The ruling could also make attempts to strengthen the law or the federal role in healthcare much harder. The opinion makes a distinction between a tax and a ‘penalty’ which emphasises the existing position that in US Constitutional law a tax can be strong enough to become a penalty for example on p 35-36 where it states ‘It may often be a reasonable financial decision to make the payment rather than purchase insurance, unlike the “prohibitory” financial punishment in Drexel Furniture.’ (an earlier case overturning a 1920’s tax as a disguised regulatory ban) .
There’s a decent case from a pro mandate perspective the mandate is not strong enough to ‘work’ (ie healthy people will just pay the fine/ tax). This ruling makes it much harder to tighten it or impose similar mandates with fines. Similarly the Medicaid ruling means it will be a lot harder from now on to push the states into pursuing the healthcare policies the federal government wants.

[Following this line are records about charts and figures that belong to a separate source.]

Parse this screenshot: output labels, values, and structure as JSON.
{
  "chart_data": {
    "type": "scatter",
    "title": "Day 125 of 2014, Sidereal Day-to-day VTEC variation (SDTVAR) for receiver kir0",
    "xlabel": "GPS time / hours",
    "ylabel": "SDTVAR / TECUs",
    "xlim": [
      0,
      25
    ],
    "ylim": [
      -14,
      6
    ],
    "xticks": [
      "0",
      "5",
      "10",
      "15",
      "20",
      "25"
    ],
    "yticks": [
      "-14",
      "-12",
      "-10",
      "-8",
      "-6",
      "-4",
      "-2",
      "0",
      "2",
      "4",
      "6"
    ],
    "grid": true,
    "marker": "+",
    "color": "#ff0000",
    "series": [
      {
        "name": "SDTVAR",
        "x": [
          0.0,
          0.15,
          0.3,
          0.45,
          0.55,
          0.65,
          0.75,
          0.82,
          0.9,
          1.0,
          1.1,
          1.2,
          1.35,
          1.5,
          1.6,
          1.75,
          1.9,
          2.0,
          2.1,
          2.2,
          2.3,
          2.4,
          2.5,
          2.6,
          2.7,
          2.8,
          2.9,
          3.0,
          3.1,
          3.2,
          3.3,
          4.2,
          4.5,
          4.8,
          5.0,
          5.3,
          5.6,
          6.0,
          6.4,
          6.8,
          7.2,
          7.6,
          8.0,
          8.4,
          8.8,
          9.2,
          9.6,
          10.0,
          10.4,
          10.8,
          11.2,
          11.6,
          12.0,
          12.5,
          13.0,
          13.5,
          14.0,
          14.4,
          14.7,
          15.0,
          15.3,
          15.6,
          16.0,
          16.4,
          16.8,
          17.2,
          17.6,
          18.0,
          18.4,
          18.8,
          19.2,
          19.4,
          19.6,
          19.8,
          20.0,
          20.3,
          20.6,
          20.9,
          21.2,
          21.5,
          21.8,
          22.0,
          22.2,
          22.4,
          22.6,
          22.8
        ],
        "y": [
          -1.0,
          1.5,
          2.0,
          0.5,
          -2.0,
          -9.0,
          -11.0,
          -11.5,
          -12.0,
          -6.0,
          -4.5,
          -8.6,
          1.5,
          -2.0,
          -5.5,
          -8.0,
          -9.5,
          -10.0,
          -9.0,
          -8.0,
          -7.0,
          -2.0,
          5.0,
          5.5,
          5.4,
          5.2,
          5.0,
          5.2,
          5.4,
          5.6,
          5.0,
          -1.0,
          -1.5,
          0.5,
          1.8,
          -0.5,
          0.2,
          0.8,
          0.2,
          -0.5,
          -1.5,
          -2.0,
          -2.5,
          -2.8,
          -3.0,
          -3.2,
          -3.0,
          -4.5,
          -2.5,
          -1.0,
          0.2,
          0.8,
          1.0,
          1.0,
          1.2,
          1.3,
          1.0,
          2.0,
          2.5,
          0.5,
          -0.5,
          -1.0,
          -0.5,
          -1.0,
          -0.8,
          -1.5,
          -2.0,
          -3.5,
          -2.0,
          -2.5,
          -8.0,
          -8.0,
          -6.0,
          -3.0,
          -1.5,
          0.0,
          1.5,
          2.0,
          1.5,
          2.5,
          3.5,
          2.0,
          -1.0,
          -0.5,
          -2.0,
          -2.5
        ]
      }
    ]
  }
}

Also of course there are broader implications for the role of the federal government in American life. Chief Justice Roberts has sought to put (or restore) constitutional restrictions on the federal government while upholding Obamacare. So for example could new carbon regulations be implemented if the commerce clause continues to get more and more teeth? Could a state run nursery programme be introduced when new spending can’t be so ‘coercive’ ?
However at the very least it is important to note that while the Supreme Court has upheld Obamacare it has done so in a manner which leaves it significantly wounded.